Si el cheverismo no es la respuesta, ¿cuál es la pregunta?

Junio 10, 2015

El cheverismo se sitúa en una amplia tradición de la economía de la amistad que plantea redes de colaboración en el medio artístico basadas en afinidad profesional y muchas veces también personal. El nepotismo le ha sido históricamente familiar al medio artístico, para bien y para mal. La ventaja del cheverismo es que no pretende y nunca ha pretendido suplir carencias sino que surge justamente de la afinidad entre personas como respuesta a circunstancia personales y profesionales específicas – una pequeña alianza entre amigos que ha ido creciendo. En ese sentido y como reacción espontánea es difícil juzgar si es útil o perjudicial para un determinado medio (y más aún en este caso que se extiende más allá de contexto en particular) pero si se puede analizar su experiencia hasta la fecha y especular sobre sus potenciales consecuencias.

El cheverismo –disculparán la obviedad– tiene como premisa el ser chévere, que se asume promueve prácticas justas, respetuosas y amistosas entre un amplio y vago grupo de “partidarios;” un derecho que se ejerce más que al que se opta. Esto es, de partida, una ganancia en un medio que como bien plantea la pregunta inicial presenta “compromisos de socialización, de círculos de apoyo mutuo y de exclusiones e intrigas” injustas y en base a criterios arbitrarios. De allí que no sorprendan los excesivos eventos de networking ni la preeminencia que han adquirido las ferias de arte. No se trata de satanizar sino de analizar las prioridades y tendencias del medio. Con esto quiero decir que si sabemos que, por la naturaleza subjetiva de la producción artística y cultural, este tipo de alianzas serán inevitables, habría que respaldar aquellas que promuevan acciones y estrategias constructivas y “amistosas” sobre los circuitos que persiguen poder y beneficios que no contribuyen a la producción artística.

Por otro lado, el cheverismo efectivamente ha promovido y en algunos casos posibilitado la circulación de ideas y la reivindicación de la producción cultural de una región de América Latina que precisamente por las carencias de su circuito oficial, no han tenido un camino fácil. Dudo que este fenómeno en particular sea la solución a esas carencias pero ha generado canales alternos de producción, circulación y pensamiento que si han contribuido a la escena artística latinoamericana actual. Si una potencial “falta de profesionalismo” puede afectar el desarrollo de las instituciones en Latinoamérica, habría que evaluar el contexto y a las instituciones mismas más que a las reacciones a, o consecuencias de esas faltas – nos guste más o menos su modus operandi o conformación específica.
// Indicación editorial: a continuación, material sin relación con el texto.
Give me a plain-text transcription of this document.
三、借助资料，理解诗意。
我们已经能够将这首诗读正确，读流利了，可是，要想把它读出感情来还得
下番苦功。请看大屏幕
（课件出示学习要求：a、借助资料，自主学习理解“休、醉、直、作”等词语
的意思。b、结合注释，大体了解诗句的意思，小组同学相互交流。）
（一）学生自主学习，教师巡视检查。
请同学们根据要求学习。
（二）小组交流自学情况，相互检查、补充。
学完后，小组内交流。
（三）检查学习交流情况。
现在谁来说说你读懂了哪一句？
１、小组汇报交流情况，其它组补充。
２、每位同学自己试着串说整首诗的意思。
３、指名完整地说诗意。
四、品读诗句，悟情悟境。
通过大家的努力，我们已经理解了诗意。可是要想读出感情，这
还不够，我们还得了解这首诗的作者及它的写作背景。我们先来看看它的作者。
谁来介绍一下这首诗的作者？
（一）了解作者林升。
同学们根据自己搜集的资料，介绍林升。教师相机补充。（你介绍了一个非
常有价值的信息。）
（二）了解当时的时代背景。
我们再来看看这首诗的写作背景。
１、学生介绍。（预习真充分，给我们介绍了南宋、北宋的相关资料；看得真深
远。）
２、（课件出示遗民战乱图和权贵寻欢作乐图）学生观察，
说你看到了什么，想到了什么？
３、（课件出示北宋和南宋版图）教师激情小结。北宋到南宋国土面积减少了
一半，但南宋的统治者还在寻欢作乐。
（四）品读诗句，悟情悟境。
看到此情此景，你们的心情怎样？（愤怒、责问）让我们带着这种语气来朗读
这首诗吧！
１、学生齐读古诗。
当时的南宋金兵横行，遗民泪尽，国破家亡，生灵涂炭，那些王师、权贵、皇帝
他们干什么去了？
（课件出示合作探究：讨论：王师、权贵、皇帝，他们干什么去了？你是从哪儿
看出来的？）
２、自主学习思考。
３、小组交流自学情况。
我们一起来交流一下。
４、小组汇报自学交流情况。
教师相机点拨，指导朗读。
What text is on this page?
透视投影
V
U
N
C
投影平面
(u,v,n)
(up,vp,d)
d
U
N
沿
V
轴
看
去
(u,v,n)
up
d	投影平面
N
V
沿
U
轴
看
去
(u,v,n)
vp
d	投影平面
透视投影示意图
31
En el peor de los casos, el cheverismo habrá promovido prácticas basadas en la colaboración y la afinidad, incuestionablemente valores que como trabajador del arte, pero también como persona, me parece ético acuerpar. En el mejor, generará vínculos profundos entre artistas, curadores, galeristas y otros actores del medio artístico que indudablemente contribuirán a una mayor articulación de los atomizados circuitos culturales de la región, lo cual a su vez resultará en una escena más articulada, con muchas de estas redes y ojalá eventualmente también más profesional. Esto dependerá no tanto del cheverisimo sino de un trabajo coherente y responsable desde múltiples posiciones.